As we noted in our submission to the Office of the High Commissioner for Human Rights last fall, the United States agrees that “climate change … has implications for the full enjoyment of human rights,” although we note that there is no direct formal relationship between climate change and human rights as a legal matter. Many countries are vulnerable to climate variability, such as changes in annual rainfall, and climate change will add to that vulnerability.
Certainly, governments should be mindful of their international human rights obligations when considering any significant domestic policy initiatives, including those related to climate change; but the United States does not consider that human rights law provides an optimal framework for addressing climate change internationally. Instead, the United States believes that climate change can be more effectively addressed through traditional systems of international cooperation, including through the United Nations Framework Convention on Climate Change process. The goals of many of the U.S. Government’s development efforts – a well-educated population, a diverse and open economy, a secure and stable government – will serve countries well in efforts to achieve a low-carbon energy future and to build resilience to climate change.

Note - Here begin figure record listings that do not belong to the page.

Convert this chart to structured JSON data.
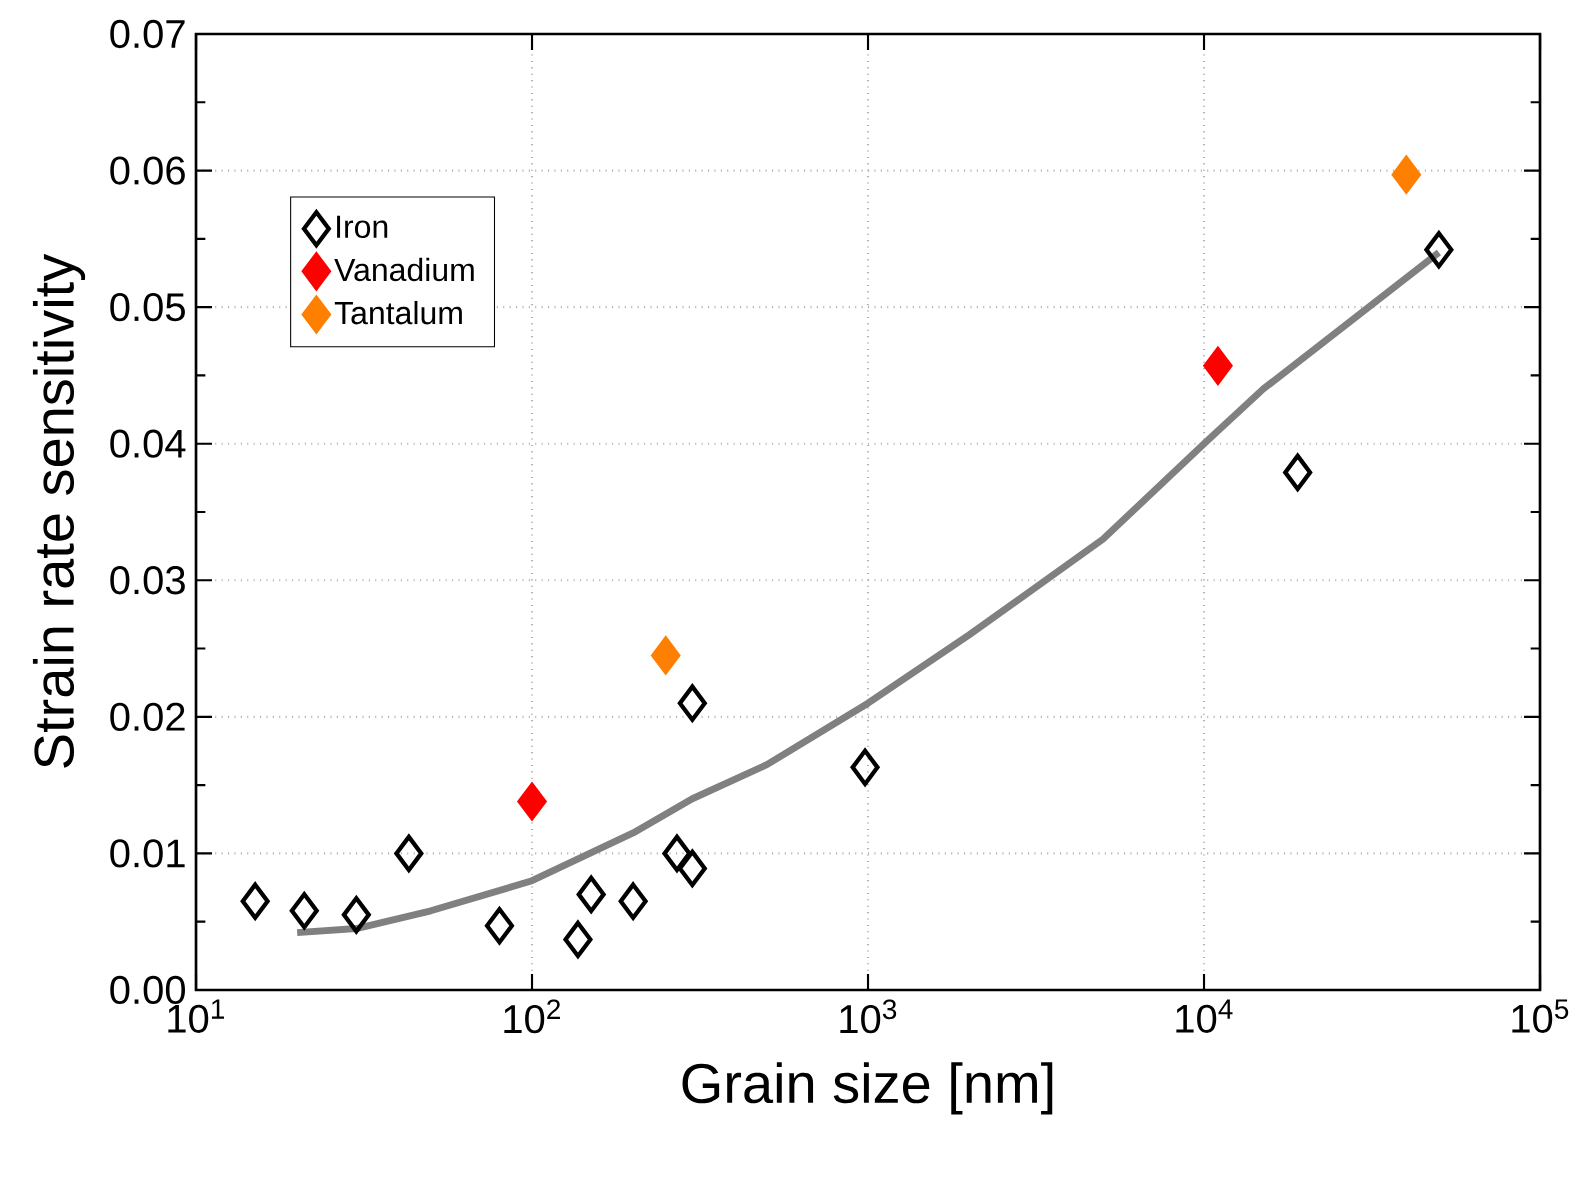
{
  "chart_data": {
    "type": "scatter",
    "xlabel": "Grain size [nm]",
    "ylabel": "Strain rate sensitivity",
    "log": "x",
    "grid": true,
    "legend": "top left",
    "marker": "diamond",
    "xlim": [
      10,
      100000
    ],
    "xticks": [
      {
        "value": 10,
        "label": "10$^{1}$"
      },
      {
        "value": 100,
        "label": "10$^{2}$"
      },
      {
        "value": 1000,
        "label": "10$^{3}$"
      },
      {
        "value": 10000,
        "label": "10$^{4}$"
      },
      {
        "value": 100000,
        "label": "10$^{5}$"
      }
    ],
    "ylim": [
      0,
      0.07
    ],
    "yticks": [
      {
        "value": 0,
        "label": "0.00"
      },
      {
        "value": 0.01,
        "label": "0.01"
      },
      {
        "value": 0.02,
        "label": "0.02"
      },
      {
        "value": 0.03,
        "label": "0.03"
      },
      {
        "value": 0.04,
        "label": "0.04"
      },
      {
        "value": 0.05,
        "label": "0.05"
      },
      {
        "value": 0.06,
        "label": "0.06"
      },
      {
        "value": 0.07,
        "label": "0.07"
      }
    ],
    "series": [
      {
        "type": "line",
        "color": "#808080",
        "marker": "none",
        "x": [
          20,
          30,
          50,
          100,
          200,
          300,
          500,
          1000,
          2000,
          5000,
          10000,
          15000,
          50000
        ],
        "values": [
          0.0042,
          0.0045,
          0.0058,
          0.008,
          0.0115,
          0.014,
          0.0165,
          0.021,
          0.026,
          0.033,
          0.04,
          0.044,
          0.054
        ]
      },
      {
        "name": "Iron",
        "color": "#000000",
        "x": [
          15,
          21,
          30,
          43,
          80,
          137,
          150,
          200,
          270,
          300,
          300,
          980,
          19000,
          50000
        ],
        "values": [
          0.0065,
          0.0058,
          0.0055,
          0.01,
          0.0047,
          0.0037,
          0.007,
          0.0065,
          0.01,
          0.0089,
          0.021,
          0.0163,
          0.0379,
          0.0542
        ]
      },
      {
        "name": "Vanadium",
        "color": "#ff0000",
        "x": [
          100,
          11000
        ],
        "values": [
          0.0138,
          0.0457
        ]
      },
      {
        "name": "Tantalum",
        "color": "#ff8000",
        "x": [
          250,
          40000
        ],
        "values": [
          0.0245,
          0.0597
        ]
      }
    ]
  }
}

The President is committed to addressing the threat of climate change through aggressive action to reduce U.S. emissions and broad engagement with countries from all regions.
The United States notes the contributions of the panelists today in contributing to our shared understanding of how climate change affects communities and individuals around the world. We acknowledge that these issues do overlap and efforts to address climate change and to advance human rights have a number of common and mutually reinforcing elements.
Notably, the United States considers that the attributes that contribute to climate solutions -good governance, transparency, and rule of law – are also essential to the promotion of democracy and human rights. In addition, vibrant civil societies, including independent nongovernmental groups and a free media, also are essential to the success of democracies, and help to bring issues, such as environmental concerns, to the forefront, and hold authorities to account to ensure that such important issues are addressed.
Thank you to the panelists and thank you, Mr. President.